Charles Gardou, professeur à Lyon II, milite depuis plusieurs mois pour l'érection d'un mémorial en hommages aux victimes handicapées de la Seconde Guerre mondiale. Une pétition a réuni des dizaines de milliers de paraphes et, aujourd'hui, le dossier est entre les mains du président de la République. Retour sur ce projet et ses motivations.
"On juge du degré de civilisation d'une société à la manière dont elle traite ses fous"
disait Lucien Bonnafé.

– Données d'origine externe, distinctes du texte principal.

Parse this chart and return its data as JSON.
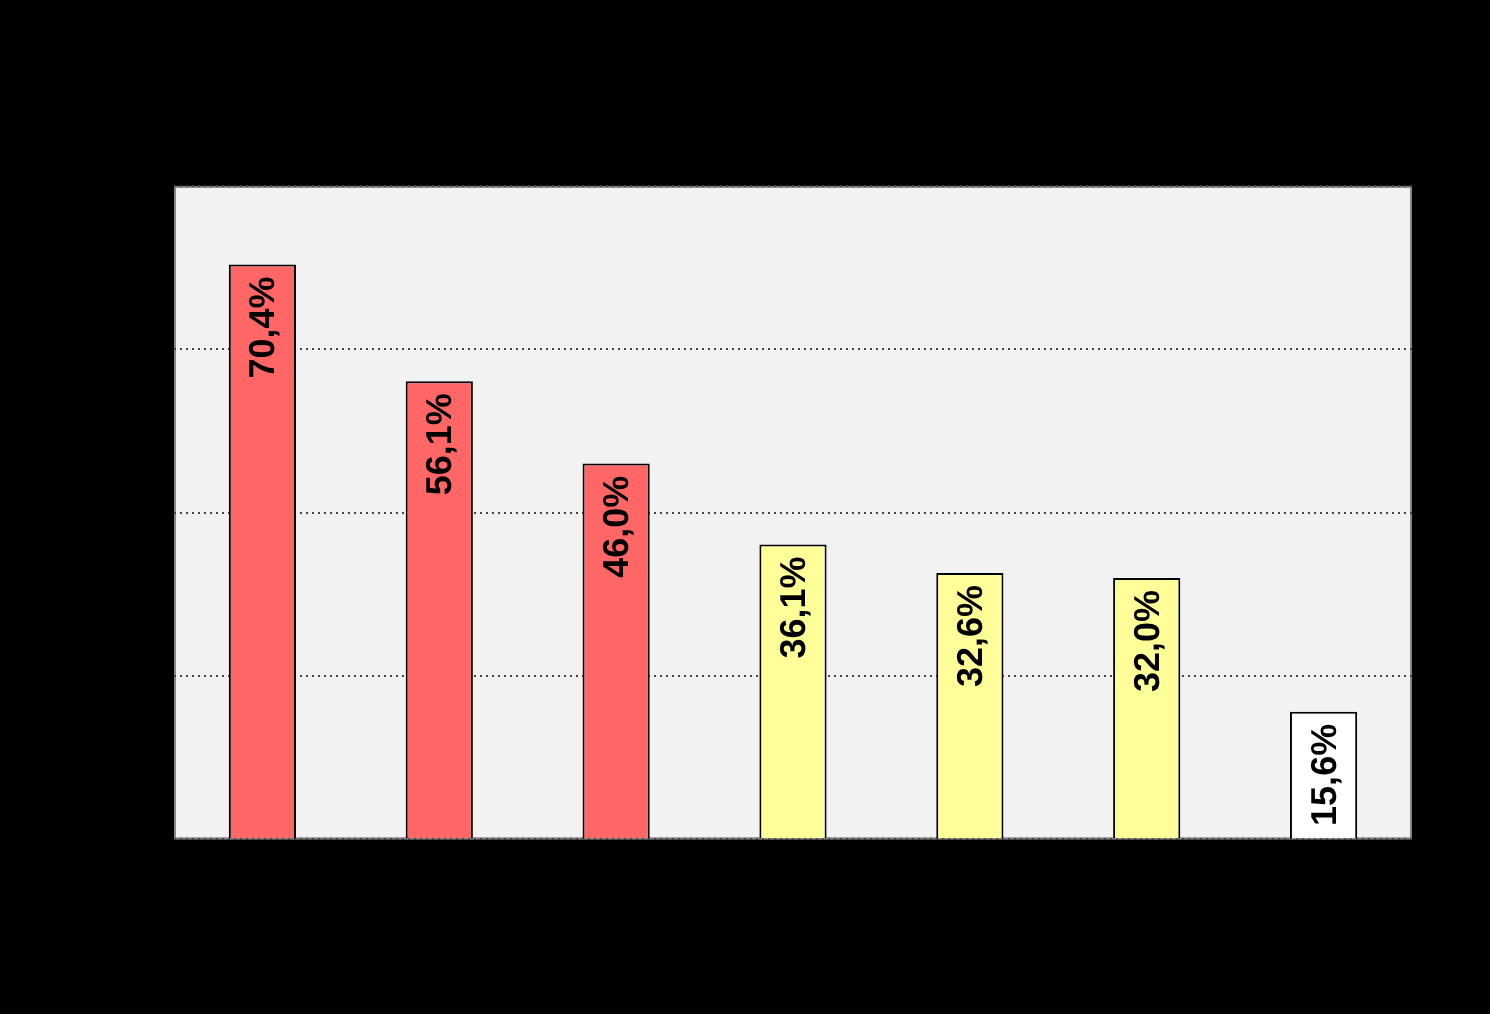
{
  "chart_data": {
    "type": "bar",
    "categories": [
      null,
      null,
      null,
      null,
      null,
      null,
      null
    ],
    "values": [
      70.4,
      56.1,
      46.0,
      36.1,
      32.6,
      32.0,
      15.6
    ],
    "colors": [
      "#ff6666",
      "#ff6666",
      "#ff6666",
      "#ffff99",
      "#ffff99",
      "#ffff99",
      "#ffffff"
    ],
    "value_labels": [
      "70,4%",
      "56,1%",
      "46,0%",
      "36,1%",
      "32,6%",
      "32,0%",
      "15,6%"
    ],
    "ylim": [
      0,
      80
    ],
    "yticks": [
      {
        "value": 0,
        "label": null
      },
      {
        "value": 20,
        "label": null
      },
      {
        "value": 40,
        "label": null
      },
      {
        "value": 60,
        "label": null
      },
      {
        "value": 80,
        "label": null
      }
    ],
    "grid": "y",
    "legend": false
  }
}
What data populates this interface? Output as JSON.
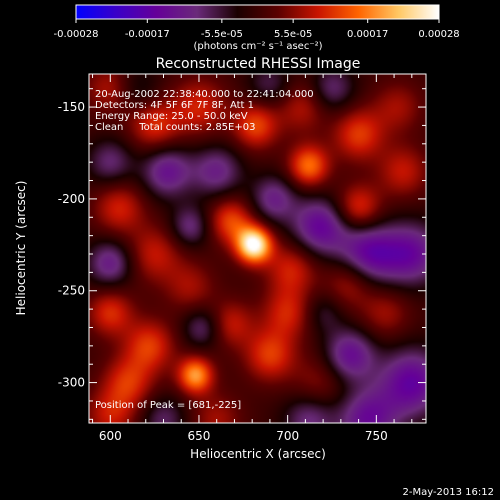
{
  "colorbar": {
    "ticks": [
      "-0.00028",
      "-0.00017",
      "-5.5e-05",
      "5.5e-05",
      "0.00017",
      "0.00028"
    ],
    "tick_values": [
      -0.00028,
      -0.00017,
      -5.5e-05,
      5.5e-05,
      0.00017,
      0.00028
    ],
    "range": [
      -0.00028,
      0.00028
    ],
    "unit_label": "(photons cm⁻² s⁻¹ asec⁻²)",
    "stops": [
      "#0000ff",
      "#3a00c8",
      "#650098",
      "#6a2a7a",
      "#1a0000",
      "#5a0000",
      "#c81400",
      "#ff6400",
      "#ffc864",
      "#ffffff"
    ]
  },
  "chart_data": {
    "type": "heatmap",
    "title": "Reconstructed RHESSI Image",
    "xlabel": "Heliocentric X (arcsec)",
    "ylabel": "Heliocentric Y (arcsec)",
    "xlim": [
      588,
      778
    ],
    "ylim": [
      -322,
      -132
    ],
    "x_ticks": [
      600,
      650,
      700,
      750
    ],
    "y_ticks": [
      -150,
      -200,
      -250,
      -300
    ],
    "grid": false,
    "annotations": [
      "20-Aug-2002 22:38:40.000 to 22:41:04.000",
      "Detectors: 4F 5F 6F 7F 8F, Att 1",
      "Energy Range: 25.0 - 50.0 keV",
      "Clean     Total counts: 2.85E+03"
    ],
    "peak_label": "Position of Peak = [681,-225]",
    "peak": [
      681,
      -225
    ],
    "sources": [
      {
        "x": 681,
        "y": -225,
        "v": 0.00028,
        "s": 7
      },
      {
        "x": 702,
        "y": -238,
        "v": 0.0001,
        "s": 10
      },
      {
        "x": 668,
        "y": -212,
        "v": 0.00013,
        "s": 9
      },
      {
        "x": 648,
        "y": -296,
        "v": 0.00019,
        "s": 7
      },
      {
        "x": 622,
        "y": -280,
        "v": 0.00012,
        "s": 10
      },
      {
        "x": 610,
        "y": -300,
        "v": 0.00011,
        "s": 10
      },
      {
        "x": 600,
        "y": -262,
        "v": 0.00011,
        "s": 9
      },
      {
        "x": 625,
        "y": -230,
        "v": 9e-05,
        "s": 11
      },
      {
        "x": 605,
        "y": -205,
        "v": 0.0001,
        "s": 10
      },
      {
        "x": 625,
        "y": -160,
        "v": 0.00011,
        "s": 10
      },
      {
        "x": 600,
        "y": -140,
        "v": 8e-05,
        "s": 10
      },
      {
        "x": 650,
        "y": -150,
        "v": 0.0001,
        "s": 11
      },
      {
        "x": 682,
        "y": -160,
        "v": 0.00013,
        "s": 9
      },
      {
        "x": 708,
        "y": -150,
        "v": 8e-05,
        "s": 10
      },
      {
        "x": 712,
        "y": -182,
        "v": 0.00016,
        "s": 8
      },
      {
        "x": 740,
        "y": -165,
        "v": 0.00012,
        "s": 10
      },
      {
        "x": 740,
        "y": -205,
        "v": 0.00012,
        "s": 9
      },
      {
        "x": 765,
        "y": -185,
        "v": 9e-05,
        "s": 10
      },
      {
        "x": 762,
        "y": -150,
        "v": 7e-05,
        "s": 10
      },
      {
        "x": 735,
        "y": -245,
        "v": 9e-05,
        "s": 10
      },
      {
        "x": 755,
        "y": -262,
        "v": 7e-05,
        "s": 10
      },
      {
        "x": 700,
        "y": -262,
        "v": 0.0001,
        "s": 10
      },
      {
        "x": 690,
        "y": -285,
        "v": 0.00012,
        "s": 10
      },
      {
        "x": 668,
        "y": -268,
        "v": 9e-05,
        "s": 9
      },
      {
        "x": 645,
        "y": -248,
        "v": 7e-05,
        "s": 10
      },
      {
        "x": 600,
        "y": -318,
        "v": 9e-05,
        "s": 10
      },
      {
        "x": 660,
        "y": -320,
        "v": 7e-05,
        "s": 10
      },
      {
        "x": 718,
        "y": -300,
        "v": 6e-05,
        "s": 11
      },
      {
        "x": 632,
        "y": -185,
        "v": -0.00013,
        "s": 10
      },
      {
        "x": 660,
        "y": -185,
        "v": -0.00011,
        "s": 10
      },
      {
        "x": 692,
        "y": -200,
        "v": -0.00011,
        "s": 9
      },
      {
        "x": 718,
        "y": -215,
        "v": -0.00015,
        "s": 11
      },
      {
        "x": 745,
        "y": -230,
        "v": -0.00016,
        "s": 12
      },
      {
        "x": 770,
        "y": -230,
        "v": -0.00014,
        "s": 12
      },
      {
        "x": 770,
        "y": -300,
        "v": -0.00016,
        "s": 13
      },
      {
        "x": 745,
        "y": -320,
        "v": -0.00014,
        "s": 12
      },
      {
        "x": 735,
        "y": -285,
        "v": -0.00014,
        "s": 10
      },
      {
        "x": 712,
        "y": -320,
        "v": -0.0001,
        "s": 10
      },
      {
        "x": 600,
        "y": -180,
        "v": -9e-05,
        "s": 9
      },
      {
        "x": 600,
        "y": -235,
        "v": -0.00012,
        "s": 9
      },
      {
        "x": 645,
        "y": -215,
        "v": -0.0001,
        "s": 8
      },
      {
        "x": 652,
        "y": -270,
        "v": -9e-05,
        "s": 8
      },
      {
        "x": 630,
        "y": -320,
        "v": -8e-05,
        "s": 9
      },
      {
        "x": 725,
        "y": -140,
        "v": -9e-05,
        "s": 9
      },
      {
        "x": 690,
        "y": -138,
        "v": -7e-05,
        "s": 9
      },
      {
        "x": 720,
        "y": -262,
        "v": -6e-05,
        "s": 8
      },
      {
        "x": 615,
        "y": -140,
        "v": -6e-05,
        "s": 9
      }
    ]
  },
  "footer": {
    "date": "2-May-2013 16:12"
  }
}
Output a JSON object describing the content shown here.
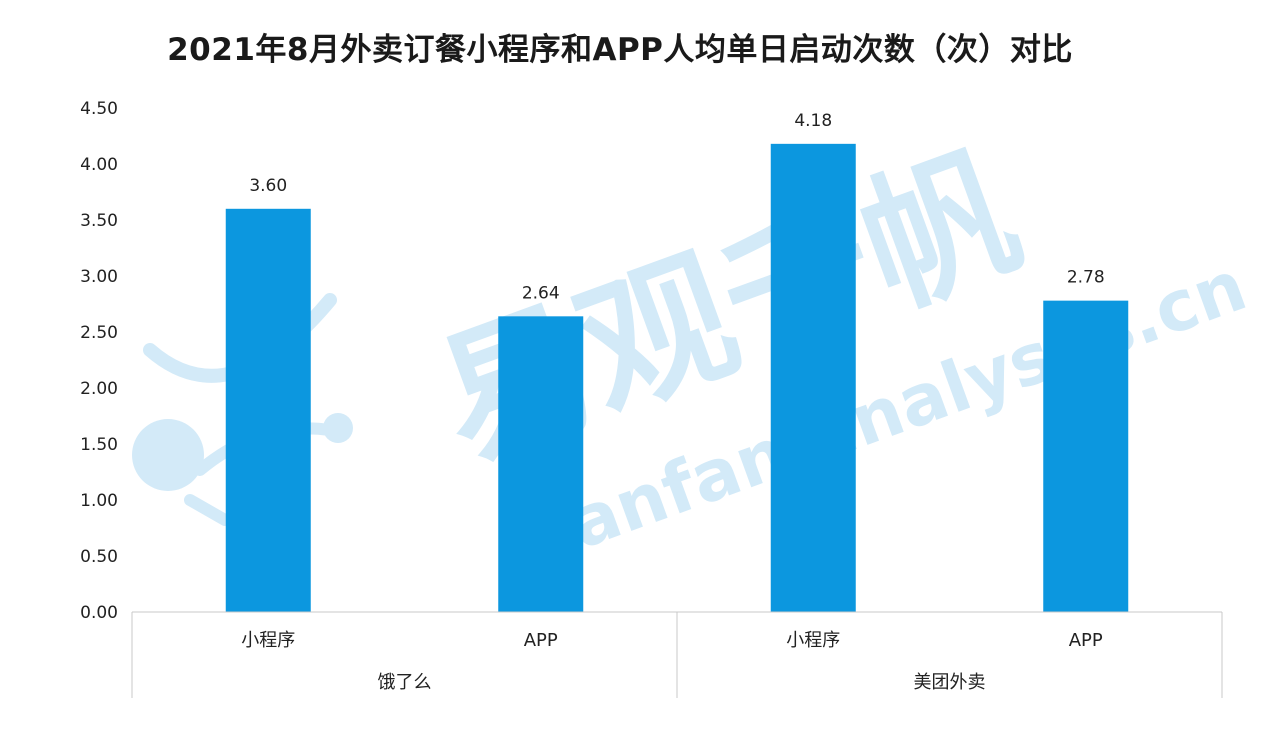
{
  "chart_data": {
    "type": "bar",
    "title": "2021年8月外卖订餐小程序和APP人均单日启动次数（次）对比",
    "groups": [
      {
        "name": "饿了么",
        "categories": [
          "小程序",
          "APP"
        ],
        "values": [
          3.6,
          2.64
        ]
      },
      {
        "name": "美团外卖",
        "categories": [
          "小程序",
          "APP"
        ],
        "values": [
          4.18,
          2.78
        ]
      }
    ],
    "y_ticks": [
      "0.00",
      "0.50",
      "1.00",
      "1.50",
      "2.00",
      "2.50",
      "3.00",
      "3.50",
      "4.00",
      "4.50"
    ],
    "ylim": [
      0,
      4.5
    ],
    "grid": false,
    "legend": "none",
    "bar_color": "#0c97df",
    "value_labels": [
      "3.60",
      "2.64",
      "4.18",
      "2.78"
    ]
  },
  "watermark": {
    "brand": "易观千帆",
    "url": "qianfan.analysys.cn",
    "color": "#d3eaf8"
  }
}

S'il avait raison, c'est l'ultime preuve que le régime de Vichy et celui de l'Occupation ont versé dans l'horreur, pas seulement contre les "fous", mais envers toutes les personnes fragiles. "On estime le nombre de morts dans les hôpitaux d'environ 50 000 personnes" entre 1939 et 1945, explique Charles Gardou, enseignant-chercheur à l'université Lyon II. Certes, il n'y a pas eu en France de "programme d'extermination comme en Allemagne", admet Charles Gardou, "ces personnes ont été victimes d'un 'laisser mourir'". Abandons, mauvais traitements, sous-alimentation... les handicapés étaient la cinquième roue du carrosse.
"Il n'y a pas de hiérarchie dans les morts"
insiste l'auteur de "Société inclusive, parlons-en !" D'où l'idée, qui trotte dans la tête de ce Lyonnais, depuis pas mal d'année, d'ériger un mémorial. Une pétition est lancée. A ce jour, elle a réuni plus de 70 000 signatures. Dont des historiens, des personnalités politiques (Pierre-Alain Muet, Sylvie Guillaume...) et même Olivier Nakache et Eric Tolédano, les réalisateurs du film "Intouchables" ou Philippe Pozzo di Borgo, celui qui en a inspiré l'histoire.
Les pétitionnaires, Charles Gardou et Jean-Marc Maillet-Contoz, un autre Lyonnais directeur du magazine Handirect, sont allés porter les paraphes a l'Elysée. L'accueil est plutôt favorable. Le 15 mai, le professeur de Lyon II fait parvenir une note au Palais qui esquisse quelques pistes pour ce mémorial. D'abord il suggère de ne pas en faire une simple plaque ou statue mais un centre d'information et de documentation sur le sujet.
Le lieu ?
Plusieurs pistes sont évoquées, dont le Vinatier à Lyon "où 2000 personnes sont décédées". Mais le lieu privilégié par les spécialistes est Clermont de l'Oise, à 80 km de Paris. Là-bas, plus de 5000 personnes étaient internées. En 1941, le taux de mortalité y est de 27%, selon un rapport de l'époque. Enfin Charles Gardou et ses amis militent pour un jour du souvenir spécifique au cours de l'année 2015, " car c'est le 70e anniversaire de la fin de la Seconde Guerre mondiale". Peut-être le 7 ou 10 mai 2015.
Lundi 7 juillet, Charles Gardou a reçu un coup de téléphone d'une conseillère du président de la République. Le projet a des chances de voir le jour. François Hollande tranchera à la rentrée.